Rete Zobel
Fra le reti di compensazione più note annoveriamo la cella Zobel, dal nome del fisico che ne studiò il comportamento

Cella Zobel= (C1+R1)(per il calcolo dei valori
usate la pagina "calcolatore on line")
Vogliamo realizzare la rete Zobel, rappresentata in figura, dove crossover è la
cella di filtro vero e proprio.
Lo scopo di una cella Zobel spesso indicata come rete è regolarizzare
l'impedenza L(e) di un altoparlante, facendo "vedere" alla cella di filtro
l'impedenza costante al variare della frequenza.
La cella di Zobel compensa la zona induttiva.

Usiamo una cella Zobel per linearizzare la risposta di un woofer o di un medio nella zona di incrocio con il tweeter. Molto spesso e con più successo la cella Zobel è utilizzata per regolarizzare l'andamento di impedenza di un tweeter alle alte frequenze, specialmente se le irregolarità si presentano a frequenze tali da rendere il suono sgradevole, ipotesi nella quale diciamo che i tweeter "strillano".
Cella antirisonante
La cella antirisonante ha il compito di regolarizzare la curva di
impedenza nella zona corrispondente alla frequenza di risonanza
dell'altoparlante. Pertanto, è spesso usata per linearizzare la curva
di
impedenza di un tweeter o di un medio, raramente è usata per linearizzare la
curva di impedenza di un woofer. Nel car audio in particolare la cella
antirisonante è molto poco usata poiché i woofer possono beneficiare di filtri
passa-alto, i filtri per medi ed i tweeter hanno frequenze ti taglio tali da
rendere inutile la compensazione della curva di impedenza in prossimità della
loro Fs (frequenza di risonanza).
Per il calcolo della cella antirisonante usate la solita pagina "calcolatore on line".
Quanto sopra suggerisce che, per motivi legati alla distanza esistente fra un tweeter ed un woofer in un sistema a due vie installato in auto e con la collocazione tipica automobilistica, si potrebbe usare una cella antirisonante per spostare la zona di lavoro del tweeter fino in prossimità della sua Fs.
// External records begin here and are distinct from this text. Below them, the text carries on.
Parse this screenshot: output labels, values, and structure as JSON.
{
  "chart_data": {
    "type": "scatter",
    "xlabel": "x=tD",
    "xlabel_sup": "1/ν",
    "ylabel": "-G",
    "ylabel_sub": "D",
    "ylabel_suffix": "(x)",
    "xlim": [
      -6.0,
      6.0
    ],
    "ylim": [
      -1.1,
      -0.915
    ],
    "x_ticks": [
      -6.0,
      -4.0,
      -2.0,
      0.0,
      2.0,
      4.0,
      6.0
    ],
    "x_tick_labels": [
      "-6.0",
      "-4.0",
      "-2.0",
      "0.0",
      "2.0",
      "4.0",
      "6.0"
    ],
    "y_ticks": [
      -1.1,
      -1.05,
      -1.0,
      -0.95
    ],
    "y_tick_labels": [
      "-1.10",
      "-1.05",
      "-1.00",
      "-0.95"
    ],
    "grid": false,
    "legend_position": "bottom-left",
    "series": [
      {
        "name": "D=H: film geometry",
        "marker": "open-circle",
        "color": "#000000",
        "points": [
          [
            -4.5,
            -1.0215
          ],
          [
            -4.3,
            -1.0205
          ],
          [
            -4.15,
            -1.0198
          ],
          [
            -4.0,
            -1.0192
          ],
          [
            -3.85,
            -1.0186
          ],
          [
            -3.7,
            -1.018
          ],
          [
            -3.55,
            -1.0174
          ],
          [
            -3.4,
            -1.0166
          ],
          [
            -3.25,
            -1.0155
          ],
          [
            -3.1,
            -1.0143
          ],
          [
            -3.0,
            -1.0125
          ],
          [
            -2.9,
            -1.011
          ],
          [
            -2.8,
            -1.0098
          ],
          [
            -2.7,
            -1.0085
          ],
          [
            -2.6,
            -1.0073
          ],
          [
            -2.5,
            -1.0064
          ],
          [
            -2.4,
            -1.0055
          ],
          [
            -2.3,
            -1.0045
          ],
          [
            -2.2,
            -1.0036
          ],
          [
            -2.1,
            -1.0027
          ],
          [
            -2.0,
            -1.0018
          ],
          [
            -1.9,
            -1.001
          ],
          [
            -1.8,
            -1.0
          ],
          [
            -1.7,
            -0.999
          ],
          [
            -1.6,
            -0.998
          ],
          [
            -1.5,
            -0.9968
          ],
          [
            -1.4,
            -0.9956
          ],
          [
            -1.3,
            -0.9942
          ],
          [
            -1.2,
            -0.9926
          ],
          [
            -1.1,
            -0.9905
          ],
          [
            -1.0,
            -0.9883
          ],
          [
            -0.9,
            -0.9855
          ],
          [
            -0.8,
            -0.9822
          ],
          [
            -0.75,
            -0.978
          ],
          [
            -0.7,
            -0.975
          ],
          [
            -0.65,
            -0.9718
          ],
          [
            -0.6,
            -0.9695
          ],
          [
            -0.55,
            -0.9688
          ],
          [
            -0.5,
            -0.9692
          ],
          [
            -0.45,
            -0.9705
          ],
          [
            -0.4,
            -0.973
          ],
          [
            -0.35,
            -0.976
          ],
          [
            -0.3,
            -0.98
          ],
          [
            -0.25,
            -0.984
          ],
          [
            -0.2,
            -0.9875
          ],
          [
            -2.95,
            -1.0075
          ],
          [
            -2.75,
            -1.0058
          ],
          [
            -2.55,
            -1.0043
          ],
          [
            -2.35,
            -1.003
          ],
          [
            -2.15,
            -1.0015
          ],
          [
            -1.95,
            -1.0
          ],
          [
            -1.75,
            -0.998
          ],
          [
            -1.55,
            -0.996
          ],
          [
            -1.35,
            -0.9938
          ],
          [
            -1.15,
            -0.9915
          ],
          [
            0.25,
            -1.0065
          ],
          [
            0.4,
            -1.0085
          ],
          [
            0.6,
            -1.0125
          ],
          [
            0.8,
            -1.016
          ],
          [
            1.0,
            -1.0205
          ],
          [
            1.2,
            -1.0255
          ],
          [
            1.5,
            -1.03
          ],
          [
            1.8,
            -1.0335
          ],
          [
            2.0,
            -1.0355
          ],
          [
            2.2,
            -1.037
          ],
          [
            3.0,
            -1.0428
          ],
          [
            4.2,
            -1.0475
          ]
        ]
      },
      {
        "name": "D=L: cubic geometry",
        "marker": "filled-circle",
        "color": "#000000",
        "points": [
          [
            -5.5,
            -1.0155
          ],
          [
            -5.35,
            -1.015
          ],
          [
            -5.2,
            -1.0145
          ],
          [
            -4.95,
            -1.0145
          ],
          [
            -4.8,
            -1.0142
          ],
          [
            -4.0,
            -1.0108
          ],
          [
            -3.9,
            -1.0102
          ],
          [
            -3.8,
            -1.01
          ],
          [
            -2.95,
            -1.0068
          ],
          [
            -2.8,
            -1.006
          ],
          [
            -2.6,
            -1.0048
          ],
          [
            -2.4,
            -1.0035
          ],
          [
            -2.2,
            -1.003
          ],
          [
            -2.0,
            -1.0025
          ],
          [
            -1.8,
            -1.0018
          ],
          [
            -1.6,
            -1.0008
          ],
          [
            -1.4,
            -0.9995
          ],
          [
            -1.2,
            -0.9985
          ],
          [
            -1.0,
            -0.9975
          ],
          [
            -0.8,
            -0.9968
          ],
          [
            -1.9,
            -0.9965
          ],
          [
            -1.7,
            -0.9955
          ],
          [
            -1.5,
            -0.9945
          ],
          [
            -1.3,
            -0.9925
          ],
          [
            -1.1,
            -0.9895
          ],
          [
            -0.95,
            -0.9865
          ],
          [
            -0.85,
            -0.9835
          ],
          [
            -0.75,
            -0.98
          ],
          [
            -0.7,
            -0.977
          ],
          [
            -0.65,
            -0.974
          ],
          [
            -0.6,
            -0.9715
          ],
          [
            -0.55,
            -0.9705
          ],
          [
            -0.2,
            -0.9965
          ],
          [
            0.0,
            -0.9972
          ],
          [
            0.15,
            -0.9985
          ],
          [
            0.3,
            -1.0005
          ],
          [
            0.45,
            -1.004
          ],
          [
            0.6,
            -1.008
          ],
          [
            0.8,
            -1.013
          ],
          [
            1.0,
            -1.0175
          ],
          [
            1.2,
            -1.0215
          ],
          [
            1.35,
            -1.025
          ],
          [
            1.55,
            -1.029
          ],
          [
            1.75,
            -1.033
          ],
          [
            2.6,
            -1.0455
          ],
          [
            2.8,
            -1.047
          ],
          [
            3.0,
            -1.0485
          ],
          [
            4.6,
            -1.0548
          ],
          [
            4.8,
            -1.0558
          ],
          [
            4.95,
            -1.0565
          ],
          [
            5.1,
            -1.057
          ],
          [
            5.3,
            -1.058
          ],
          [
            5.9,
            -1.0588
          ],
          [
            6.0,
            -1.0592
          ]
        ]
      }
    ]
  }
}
Teoricamente ciò è vero ma in pratica non si realizza quasi mai poiché le potenze applicate sono sempre notevoli ed è molto più prudente spostare la zona di lavoro del tweeter ad una frequenza pari al doppio della sua Fs. Ad esempio, un tweeter di ultima generazione può avere benissimo la Fs misurata a 1200 Hz e, quindi, ciò consente di incrociare il tweeter con il woofer già a partire da 2000 Hz.
Facendo uso di un woofer con ogiva rifasatrice che consente di aumentare la dispersione angolare dell'altoparlante collocato in basso, appunto il woofer, si può ottenere un'altezza sul piano verticale tale da spostare il fronte sonoro appena sotto la linea del tweeter.